A primera vista, el repliegue de los minimalistas reitera el de sus predecesores de hace más de un siglo, los portavoces alemanes de la llamada Crítica Bíblica, que fue eventualmente cuestionada por los descubrimientos arqueológicos de la década del treinta a cargo de William Albright y Nelson Glueck.

Los antiguos hebreos no emergieron de esos estudios como nómadas analfabetos, sino que su avanzada cultura había sido moldeada por tres influencias de culturas desarrolladas: Caldea (junto con Aram), Canaán (que a su vez abrevó de Fenicia y Ugarit), y Egipto.

Esas tres vertientes rozaron el hebraísmo que, a partir del Éxodo, se habría plasmado en el desierto del Sinaí y robustecido en la Tierra de Israel.

Uno de los libros intermedios entre las dos tendencias es La Biblia desenterrada (2001) de Israel Finkelstein y Neil Silberman, obra que a su turno fue cuestionada en Sobre la confiabilidad del Antiguo Testamento (2003) del egiptólogo inglés maximalista Kenneth Kitchen.

A partir de la controversia, minimalistas como Israel Finkelstein van admitiendo que la historia del texto bíblico es sublime aun si cubriera un período más breve del habitualmente aceptado. No porque fuera una historia de grandes logros arquitectónicos o militares, sino por el vigor de su palabra escrita y su sigular mensaje de libertad, de reconocida profundidad y belleza.

Muchos fueron los hebreos de Moisés

El pueblo hebreo, pequeño y siempre rodeado de grandes imperios, elevó el relato del Éxodo como estandarte de rebelión contra diversos invasores de la antigüedad. Ante los imperios griego y romano contra los que debió combatir, Israel osaba palntar límites al opresor, como con la idea sabática del descanso general obligatorio, que terminó universalizándose.

Durante milenios, el inspirador Éxodo viene conmemorándose anualmente en una especie de oda a la libertad humana.

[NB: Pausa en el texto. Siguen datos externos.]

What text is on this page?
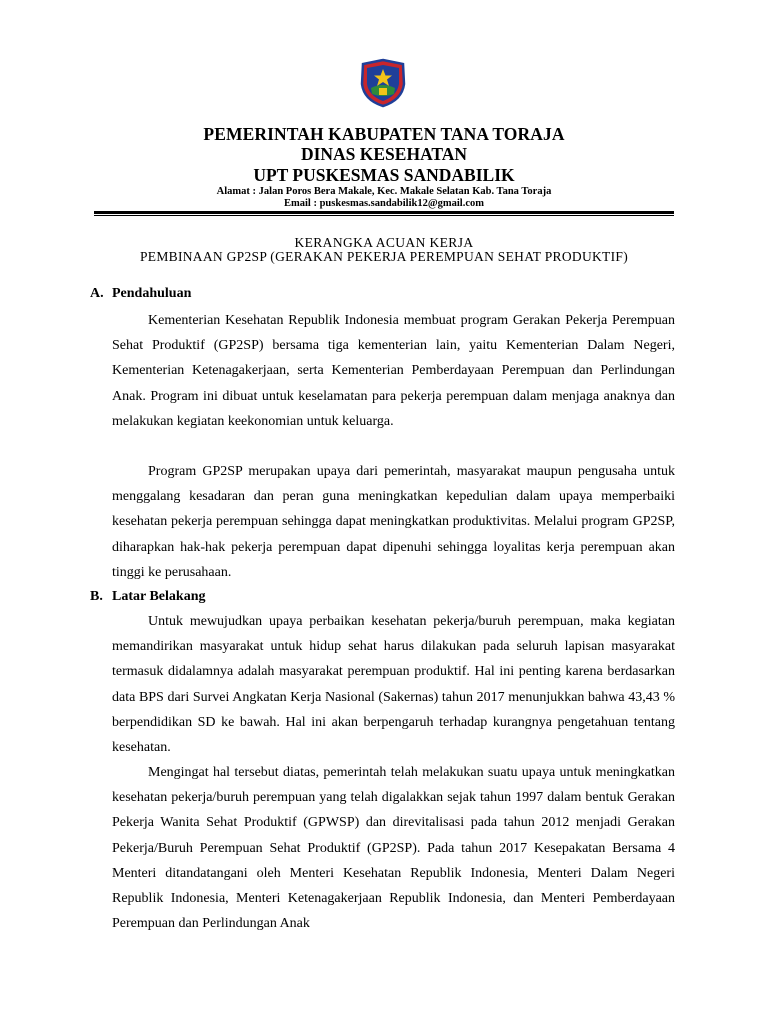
PEMERINTAH KABUPATEN TANA TORAJA
DINAS KESEHATAN
UPT PUSKESMAS SANDABILIK
Alamat : Jalan Poros Bera Makale, Kec. Makale Selatan Kab. Tana Toraja
Email : puskesmas.sandabilik12@gmail.com
KERANGKA ACUAN KERJA
PEMBINAAN GP2SP (GERAKAN PEKERJA PEREMPUAN SEHAT PRODUKTIF)
A. Pendahuluan

Kementerian Kesehatan Republik Indonesia membuat program Gerakan Pekerja Perempuan Sehat Produktif (GP2SP) bersama tiga kementerian lain, yaitu Kementerian Dalam Negeri, Kementerian Ketenagakerjaan, serta Kementerian Pemberdayaan Perempuan dan Perlindungan Anak. Program ini dibuat untuk keselamatan para pekerja perempuan dalam menjaga anaknya dan melakukan kegiatan keekonomian untuk keluarga.

Program GP2SP merupakan upaya dari pemerintah, masyarakat maupun pengusaha untuk menggalang kesadaran dan peran guna meningkatkan kepedulian dalam upaya memperbaiki kesehatan pekerja perempuan sehingga dapat meningkatkan produktivitas. Melalui program GP2SP, diharapkan hak-hak pekerja perempuan dapat dipenuhi sehingga loyalitas kerja perempuan akan tinggi ke perusahaan.

B. Latar Belakang

Untuk mewujudkan upaya perbaikan kesehatan pekerja/buruh perempuan, maka kegiatan memandirikan masyarakat untuk hidup sehat harus dilakukan pada seluruh lapisan masyarakat termasuk didalamnya adalah masyarakat perempuan produktif. Hal ini penting karena berdasarkan data BPS dari Survei Angkatan Kerja Nasional (Sakernas) tahun 2017 menunjukkan bahwa 43,43 % berpendidikan SD ke bawah. Hal ini akan berpengaruh terhadap kurangnya pengetahuan tentang kesehatan.

Mengingat hal tersebut diatas, pemerintah telah melakukan suatu upaya untuk meningkatkan kesehatan pekerja/buruh perempuan yang telah digalakkan sejak tahun 1997 dalam bentuk Gerakan Pekerja Wanita Sehat Produktif (GPWSP) dan direvitalisasi pada tahun 2012 menjadi Gerakan Pekerja/Buruh Perempuan Sehat Produktif (GP2SP). Pada tahun 2017 Kesepakatan Bersama 4 Menteri ditandatangani oleh Menteri Kesehatan Republik Indonesia, Menteri Dalam Negeri Republik Indonesia, Menteri Ketenagakerjaan Republik Indonesia, dan Menteri Pemberdayaan Perempuan dan Perlindungan Anak
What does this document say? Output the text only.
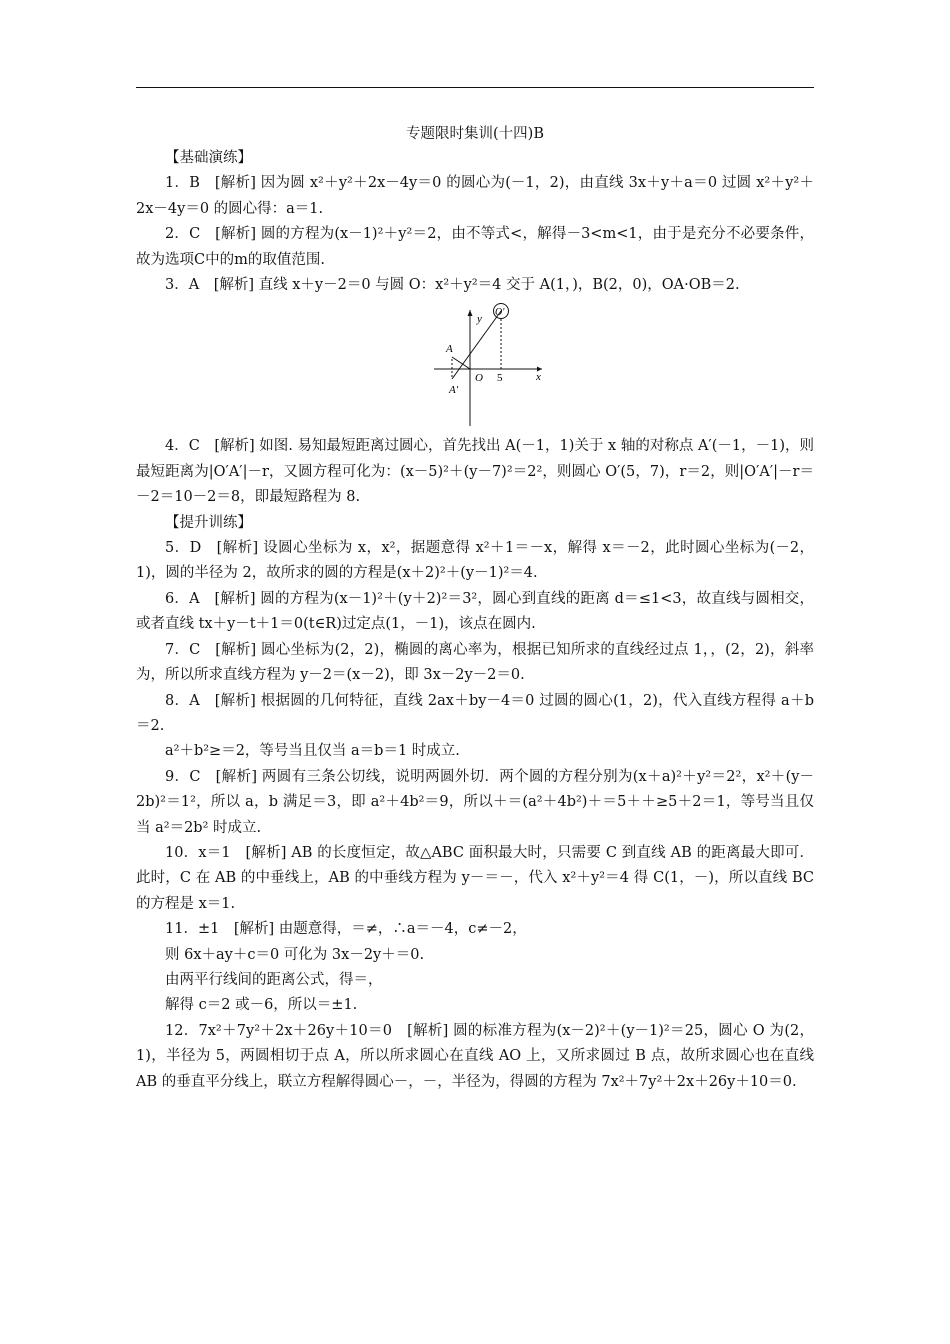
专题限时集训(十四)B

【基础演练】

1．B　[解析] 因为圆 x²＋y²＋2x－4y＝0 的圆心为(－1，2)，由直线 3x＋y＋a＝0 过圆 x²＋y²＋2x－4y＝0 的圆心得：a＝1.

2．C　[解析] 圆的方程为(x－1)²＋y²＝2，由不等式<，解得－3<m<1，由于是充分不必要条件，故为选项C中的m的取值范围.

3．A　[解析] 直线 x＋y－2＝0 与圆 O：x²＋y²＝4 交于 A(1，)，B(2，0)，OA·OB＝2.

y
x
O 5
A
A′
O′

4．C　[解析] 如图. 易知最短距离过圆心，首先找出 A(－1，1)关于 x 轴的对称点 A′(－1，－1)，则最短距离为|O′A′|－r，又圆方程可化为：(x－5)²＋(y－7)²＝2²，则圆心 O′(5，7)，r＝2，则|O′A′|－r＝－2＝10－2＝8，即最短路程为 8.

【提升训练】

5．D　[解析] 设圆心坐标为 x，x²，据题意得 x²＋1＝－x，解得 x＝－2，此时圆心坐标为(－2，1)，圆的半径为 2，故所求的圆的方程是(x＋2)²＋(y－1)²＝4.

6．A　[解析] 圆的方程为(x－1)²＋(y＋2)²＝3²，圆心到直线的距离 d＝≤1<3，故直线与圆相交，或者直线 tx＋y－t＋1＝0(t∈R)过定点(1，－1)，该点在圆内.

7．C　[解析] 圆心坐标为(2，2)，椭圆的离心率为，根据已知所求的直线经过点 1，，(2，2)，斜率为，所以所求直线方程为 y－2＝(x－2)，即 3x－2y－2＝0.

8．A　[解析] 根据圆的几何特征，直线 2ax＋by－4＝0 过圆的圆心(1，2)，代入直线方程得 a＋b＝2.

a²＋b²≥＝2，等号当且仅当 a＝b＝1 时成立.

9．C　[解析] 两圆有三条公切线，说明两圆外切．两个圆的方程分别为(x＋a)²＋y²＝2²，x²＋(y－2b)²＝1²，所以 a，b 满足＝3，即 a²＋4b²＝9，所以＋＝(a²＋4b²)＋＝5＋＋≥5＋2＝1，等号当且仅当 a²＝2b² 时成立.

10．x＝1　[解析] AB 的长度恒定，故△ABC 面积最大时，只需要 C 到直线 AB 的距离最大即可．此时，C 在 AB 的中垂线上，AB 的中垂线方程为 y－＝－，代入 x²＋y²＝4 得 C(1，－)，所以直线 BC 的方程是 x＝1.

11．±1　[解析] 由题意得，＝≠，∴a＝－4，c≠－2，

则 6x＋ay＋c＝0 可化为 3x－2y＋＝0.

由两平行线间的距离公式，得＝，

解得 c＝2 或－6，所以＝±1.

12．7x²＋7y²＋2x＋26y＋10＝0　[解析] 圆的标准方程为(x－2)²＋(y－1)²＝25，圆心 O 为(2，1)，半径为 5，两圆相切于点 A，所以所求圆心在直线 AO 上，又所求圆过 B 点，故所求圆心也在直线 AB 的垂直平分线上，联立方程解得圆心－，－，半径为，得圆的方程为 7x²＋7y²＋2x＋26y＋10＝0.
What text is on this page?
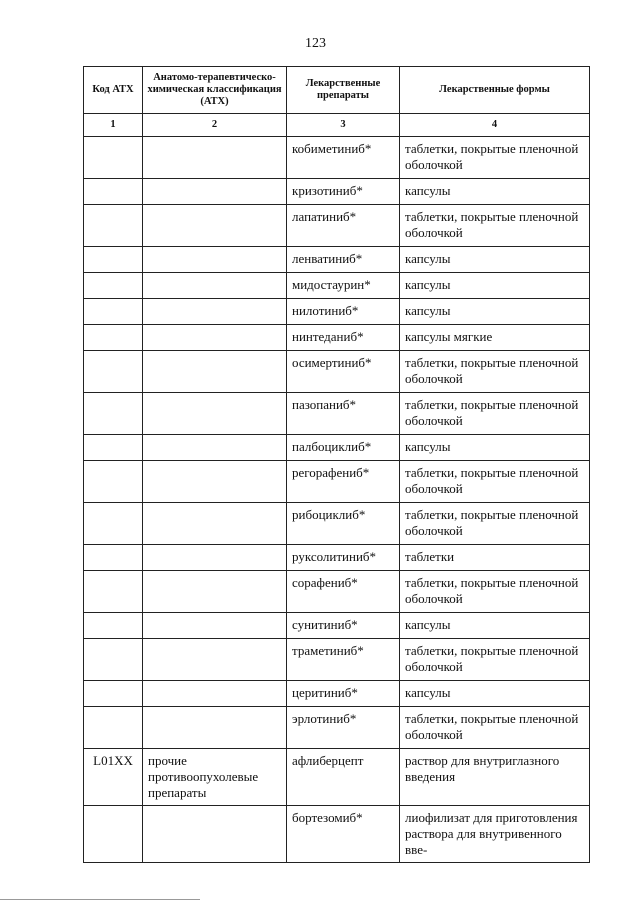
123
Код АТХ	Анатомо-терапевтическо-химическая классификация (АТХ)	Лекарственные препараты	Лекарственные формы
1	2	3	4
		кобиметиниб*	таблетки, покрытые пленочной оболочкой
		кризотиниб*	капсулы
		лапатиниб*	таблетки, покрытые пленочной оболочкой
		ленватиниб*	капсулы
		мидостаурин*	капсулы
		нилотиниб*	капсулы
		нинтеданиб*	капсулы мягкие
		осимертиниб*	таблетки, покрытые пленочной оболочкой
		пазопаниб*	таблетки, покрытые пленочной оболочкой
		палбоциклиб*	капсулы
		регорафениб*	таблетки, покрытые пленочной оболочкой
		рибоциклиб*	таблетки, покрытые пленочной оболочкой
		руксолитиниб*	таблетки
		сорафениб*	таблетки, покрытые пленочной оболочкой
		сунитиниб*	капсулы
		траметиниб*	таблетки, покрытые пленочной оболочкой
		церитиниб*	капсулы
		эрлотиниб*	таблетки, покрытые пленочной оболочкой
L01XX	прочие противоопухолевые препараты	афлиберцепт	раствор для внутриглазного введения
		бортезомиб*	лиофилизат для приготовления раствора для внутривенного вве-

Desde el punto de vista histórico, bastan apenas diez palabras del primer capítulo del libro del Éxodo, escritas en el proverbial estilo escueto y directo de la lengua hebrea, para indicar el comienzo de la opresión como resultado de un cambio histórico fundamental: el fin de la gloriosa decimooctava dinastía en Egipto.

En efecto, un versículo de sólo treinta letras narra el ascenso al trono de un «nuevo faraón que no recordó a José», sugiriendo que el nuevo monarca desechó las buenas relaciones que los descendientes de aquél, los hebreos, habían entablado con los egipcios nativos.

Es de notar que con ese mismo versículo Georg Handel abrió su Oratorio de Israel en Egipto (1739), que concluye con el célebre Cántico del Mar, uno de los poemas más antiguas de la humanidad.

El enfrentamiento entre la nueva casta egipcia reinante y los judíos fue agravándose hasta llegar a la rebelión de los esclavos y el celebérrimo Éxodo.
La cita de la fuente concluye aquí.